Councillor Shaffaq Mohammed, leader of the Liberal Democrat, said: “I expected her to be involved in this debate.
“This was the chance to look people in the eye and say ‘we are sorry’.”
Coun Dore did say earlier in the meeting that she would be reporting Sheffield Hallam MP Nick Clegg to the Parliamentary Standards Board over ‘out of order’ comments she said the Liberal Democrat had made about her denying responsibility for the operation.
“I have never said the decision on Rustlings Road was taken out of our hands,” she said.
The events of Rustlings Road are the latest in a series of controversies involving the council’s tree replacement programme as part of its Streets Ahead contract with Amey.
The council has said it is removing trees that are dangerous, diseased, dead or dying or causing damage or obstruction to pavements and replacing them with new ones.
But campaigners claim many of the tree removals are unnecessary - including several of those on Rustlings Roads.
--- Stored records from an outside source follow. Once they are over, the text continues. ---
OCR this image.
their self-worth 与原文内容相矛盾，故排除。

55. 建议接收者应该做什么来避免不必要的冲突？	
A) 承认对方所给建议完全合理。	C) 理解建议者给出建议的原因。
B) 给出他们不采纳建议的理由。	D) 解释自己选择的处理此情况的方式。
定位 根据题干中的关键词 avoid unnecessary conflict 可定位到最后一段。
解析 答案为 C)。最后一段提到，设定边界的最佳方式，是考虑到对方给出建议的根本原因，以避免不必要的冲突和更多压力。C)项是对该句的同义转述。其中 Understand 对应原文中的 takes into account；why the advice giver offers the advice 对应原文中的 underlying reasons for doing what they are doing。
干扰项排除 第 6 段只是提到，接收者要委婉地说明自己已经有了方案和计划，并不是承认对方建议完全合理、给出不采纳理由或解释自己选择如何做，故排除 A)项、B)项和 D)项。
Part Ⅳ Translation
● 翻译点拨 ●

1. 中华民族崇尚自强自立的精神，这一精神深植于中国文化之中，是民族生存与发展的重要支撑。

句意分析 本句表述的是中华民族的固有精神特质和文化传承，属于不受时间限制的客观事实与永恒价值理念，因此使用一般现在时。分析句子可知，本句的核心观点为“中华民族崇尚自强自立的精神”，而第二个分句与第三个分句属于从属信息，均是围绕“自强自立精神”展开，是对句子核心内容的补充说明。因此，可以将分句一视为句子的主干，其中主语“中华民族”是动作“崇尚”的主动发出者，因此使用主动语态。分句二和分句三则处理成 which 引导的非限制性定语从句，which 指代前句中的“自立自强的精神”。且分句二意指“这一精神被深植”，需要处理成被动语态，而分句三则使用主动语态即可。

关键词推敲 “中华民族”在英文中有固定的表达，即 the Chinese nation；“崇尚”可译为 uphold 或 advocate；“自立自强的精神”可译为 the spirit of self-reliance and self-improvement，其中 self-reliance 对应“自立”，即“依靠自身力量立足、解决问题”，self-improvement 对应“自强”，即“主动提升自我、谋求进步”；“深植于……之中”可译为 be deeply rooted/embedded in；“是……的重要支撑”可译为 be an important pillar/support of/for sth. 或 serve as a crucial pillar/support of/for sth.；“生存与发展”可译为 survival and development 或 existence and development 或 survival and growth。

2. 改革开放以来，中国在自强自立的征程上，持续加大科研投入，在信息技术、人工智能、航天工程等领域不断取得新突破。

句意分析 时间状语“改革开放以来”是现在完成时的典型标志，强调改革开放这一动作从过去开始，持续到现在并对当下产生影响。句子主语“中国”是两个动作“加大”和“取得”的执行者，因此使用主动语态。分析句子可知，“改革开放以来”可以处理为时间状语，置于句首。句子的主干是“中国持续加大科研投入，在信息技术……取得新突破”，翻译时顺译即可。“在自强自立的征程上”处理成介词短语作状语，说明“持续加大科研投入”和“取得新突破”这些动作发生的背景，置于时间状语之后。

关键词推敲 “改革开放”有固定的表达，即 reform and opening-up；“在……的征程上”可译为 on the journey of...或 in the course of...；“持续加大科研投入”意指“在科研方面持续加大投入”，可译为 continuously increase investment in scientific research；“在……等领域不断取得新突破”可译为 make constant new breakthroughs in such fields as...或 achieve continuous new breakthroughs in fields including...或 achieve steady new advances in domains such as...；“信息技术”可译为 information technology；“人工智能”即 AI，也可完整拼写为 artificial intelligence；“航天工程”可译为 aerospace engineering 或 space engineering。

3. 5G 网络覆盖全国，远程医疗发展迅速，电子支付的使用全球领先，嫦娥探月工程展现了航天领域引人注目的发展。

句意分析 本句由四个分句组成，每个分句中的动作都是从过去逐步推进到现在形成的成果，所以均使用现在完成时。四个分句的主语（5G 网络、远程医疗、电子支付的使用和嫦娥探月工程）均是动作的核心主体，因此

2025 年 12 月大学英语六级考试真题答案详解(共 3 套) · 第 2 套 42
Prior to the meeting, around 100 tree protesters gathered outside Sheffield Town Hall to chant ‘Save Our Trees’, with dozens packing out the public gallery during the meeting.
Coun Lodge said tree removals are taking place as many need to be replaced.
“Two hundred trees a year are dead, dying or diseased,” he said.
“As the population of the trees continues to age, the potential for trees to fail increases.
“We need to rebalance the age profile of these trees.”